Les violents affrontements avec un groupe armé albanais qui ont fait 22 morts le weekend dernier en Macédoine mettent en lumière les revendications persistantes de cette minorité qui affirme que les droits accordés à la fin du conflit armé de 2001 n'ont pas été pleinement mis en oeuvre.

Les combats à Kumanovo (nord) ont fait 8 morts parmi les policiers et 14 parmi les insurgés albanais. La police a affirmé avoir «neutralisé un groupe terroriste», venu du Kosovo tout proche, et la presse macédonienne a relayé le discours des responsables politiques affirmant qu'il avait pour projet de s'attaquer aux institutions de l'État.

Un communiqué rendu public samedi par la presse macédonienne de langue albanaise affirmait de son côté que les combats étaient menés par l'Armée nationale de libération (des Albanais de Macédoine, UCK, officiellement dissoute).

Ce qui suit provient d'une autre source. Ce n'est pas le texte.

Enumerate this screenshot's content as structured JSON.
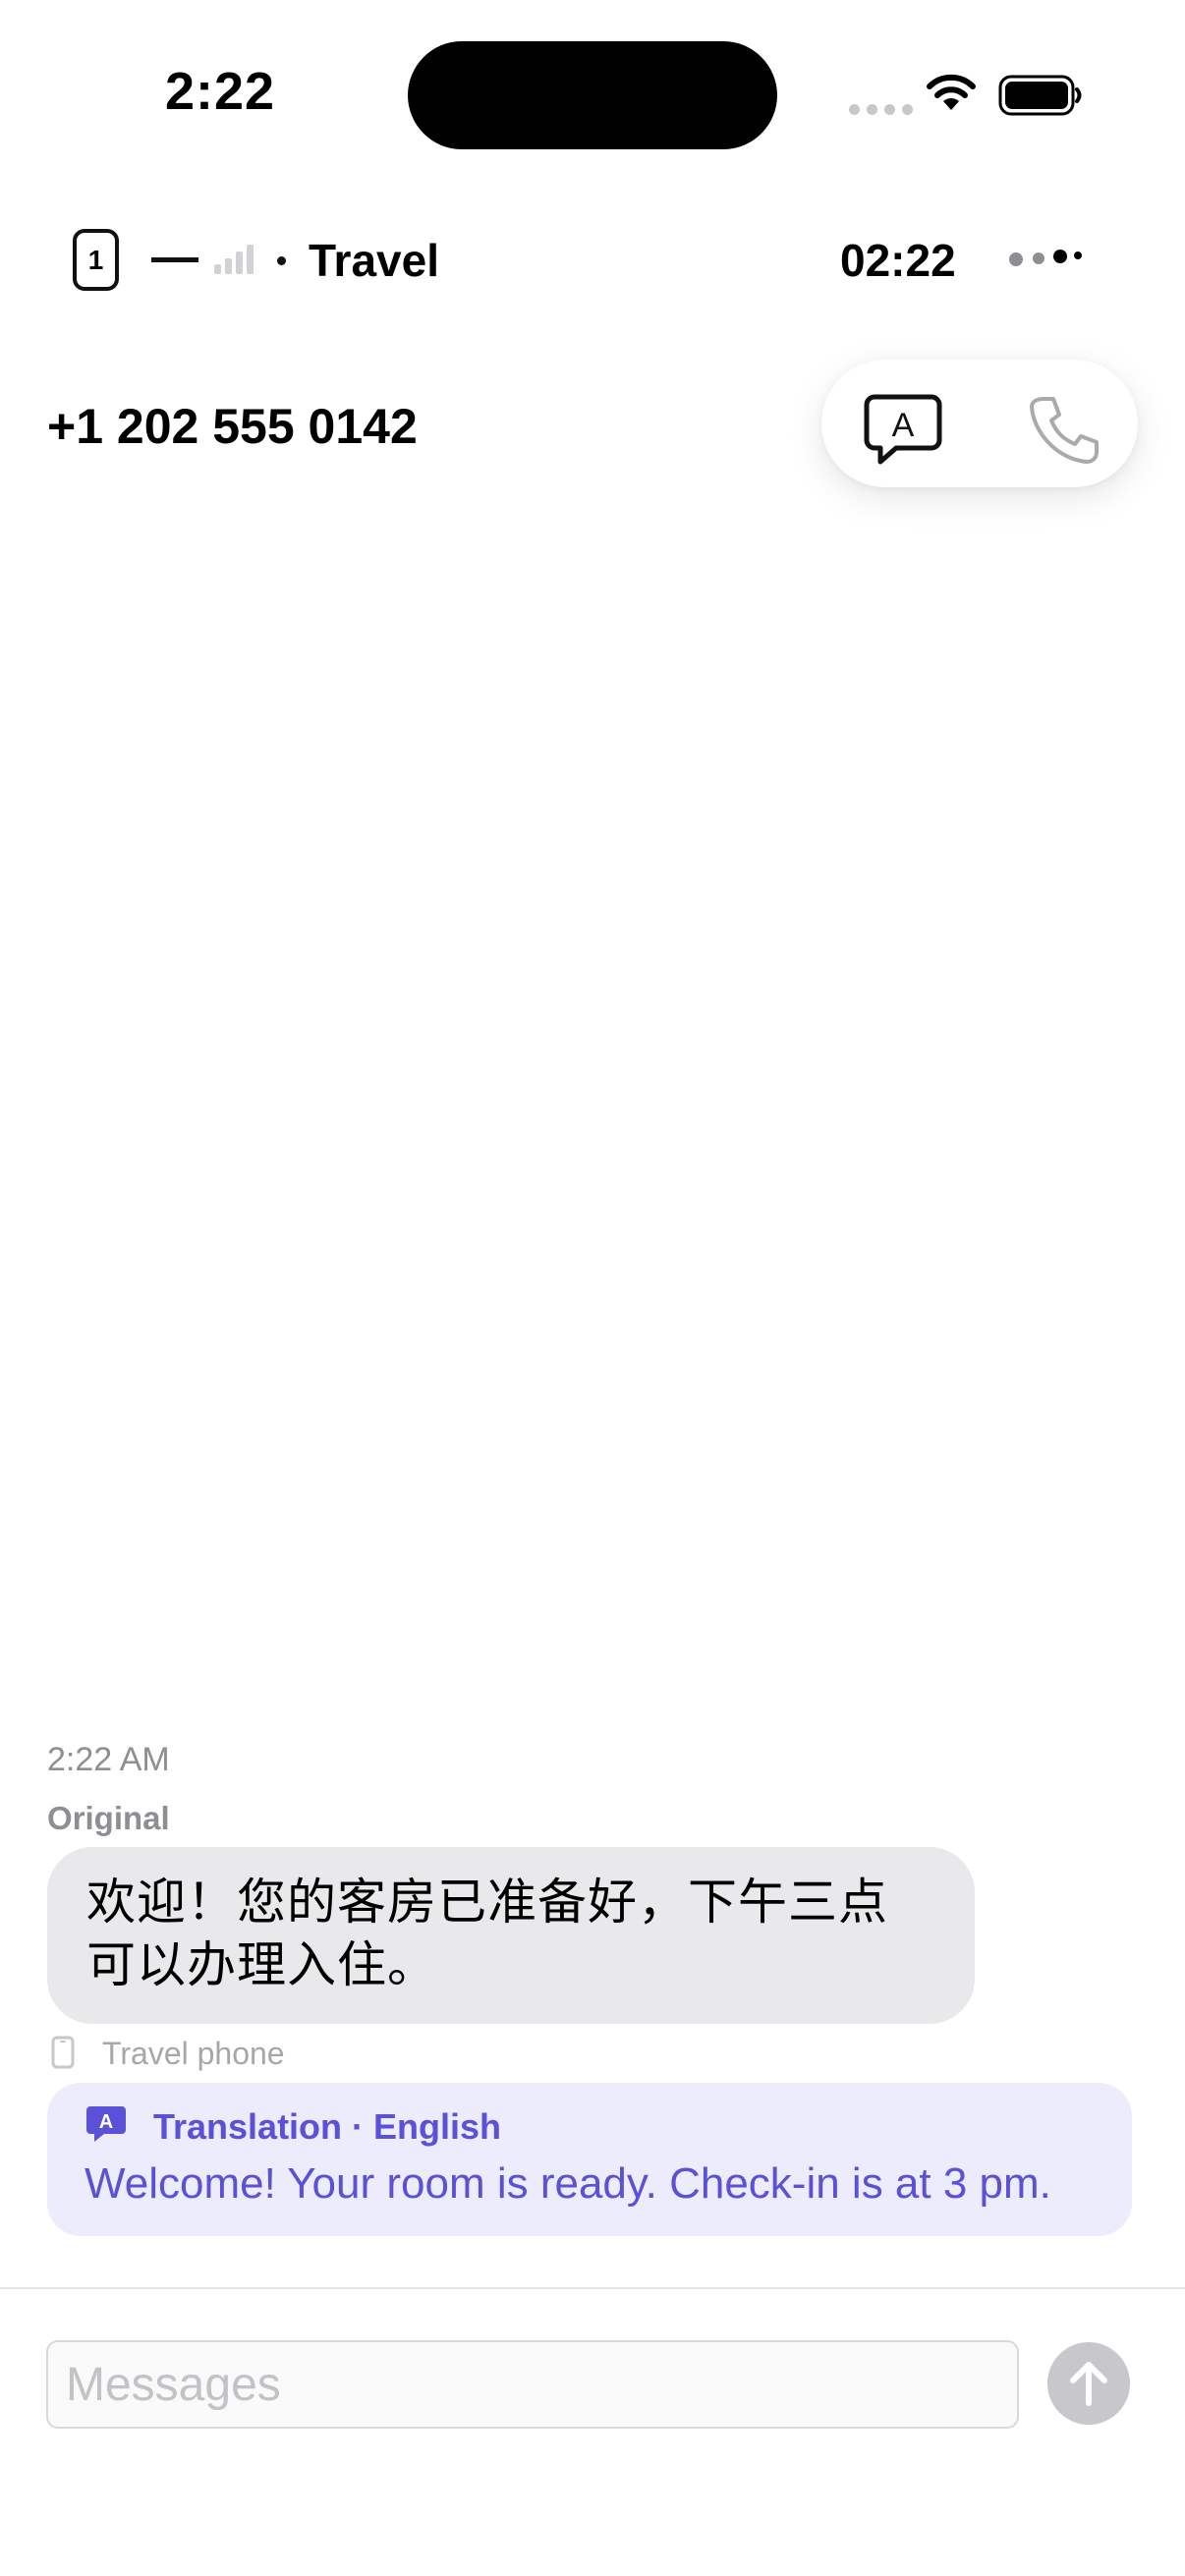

Ces affrontements ont mis mal à l'aise les représentants de la communauté albanaise, qui compte pour un quart des 2,1 millions d'habitants de la Macédoine, majoritairement slaves.

À Tetovo, ville de 50 000 habitants à 90% albanaise, nombreux sont ceux qui ne cachent pas leur embarras, alors que Skopje a inculpé de «terrorisme» 30 suspects d'origine albanaise.

Daim Ademi, 65 ans, un agent comptable à la retraite, a assuré ne pas savoir qui étaient les insurgés.

Alors que la minorité albanaise est représentée au gouvernement macédonien, ses représentants politiques ont été plutôt réservés dans leurs déclarations.

Selon le DUI, principal parti albanais, membre de la coalition au pouvoir, ces affrontements «ne servent pas les intérêts de la nation albanaise». Il a assuré continuer à travailler pour «la pleine mise en oeuvre des accords d'Ohrid et la mise en place d'une pleine égalité entre Albanais et Macédoniens».

Les accords d'Ohrid avaient mis un terme à un conflit de six mois avec la guérilla qui réclamait plus de droits pour la communauté albanaise.

«Les tensions augmentent»

«Le modèle d'Ohrid n'a, selon toute évidence, pas contribué à la normalisation des relations entre Albanais et Macédoniens», affirme Belul Beqaj, professeur de sciences politiques à Pristina, au Kosovo. Les tensions «augmentent irrésistiblement» et exigent «une révision» du statut de la Macédoine, estime-t-il.

«L'égalité en droits que nous garantissaient les accords d'Ohrid n'existe pas. Les Albanais ne jouissent pas du statut de peuple constitutif en Macédoine», abonde M. Ademi, à Tetovo.

Un tel statut ouvrirait la voie à une «fédéralisation» de la Macédoine, mais cette revendication avait été rejetée par les autorités macédoniennes lors de la conclusion des accords de paix.

Quatorze ans plus tard, les Albanais de Macédoine estiment être restés des citoyens de second rang.

Les accords portaient notamment sur le statut de l'albanais, devenu langue officielle dans les zones où les Albanais représentent 20% au moins de la population, la réforme de la police et des amendements à apporter à la Constitution macédonienne.

Par ailleurs, l'usage de l'albanais a été autorisé au Parlement et les lois sont rédigées à la fois en macédonien et en albanais.

Aujourd'hui, huit ministres albanais font partie du gouvernement du premier ministre conservateur Nikola Gruevski qui en compte 25. Ils contrôlent notamment l'Économie et la Justice.

Juste après la fin du conflit, dès 2002, des partis albanais ont constamment été alliés au gouvernement macédonien, sans pour autant, semble-t-il, satisfaire la communauté albanaise.

«Le but de la politique des Macédoniens est de nous maintenir dans le statut de citoyens de second rang alors que nous voulons être, de tous les points de vue, les égaux des Macédoniens», lâche Ibrahim Veseli, un retraité de 68 ans.

Quant aux affrontements meurtriers de Kumanovo, l'analyste politique Qani Mehmeti, un Albanais de Macédoine qui collabore avec des organes de presse du Kosovo, ils sont l'oeuvre «de groupes albanais radicaux». Ceux-ci veulent, selon lui, attirer l'attention de la communauté internationale sur la Macédoine, dont les autorités ont échoué à assurer «une véritable intégration des Albanais».

Beaucoup d'Albanais de Macédoine pensent cependant de leur côté qu'il s'agit d'une manipulation du pouvoir conservateur macédonien pour détourner l'attention de la grave crise politique que travers le pays, avec notamment des accusations de corruption.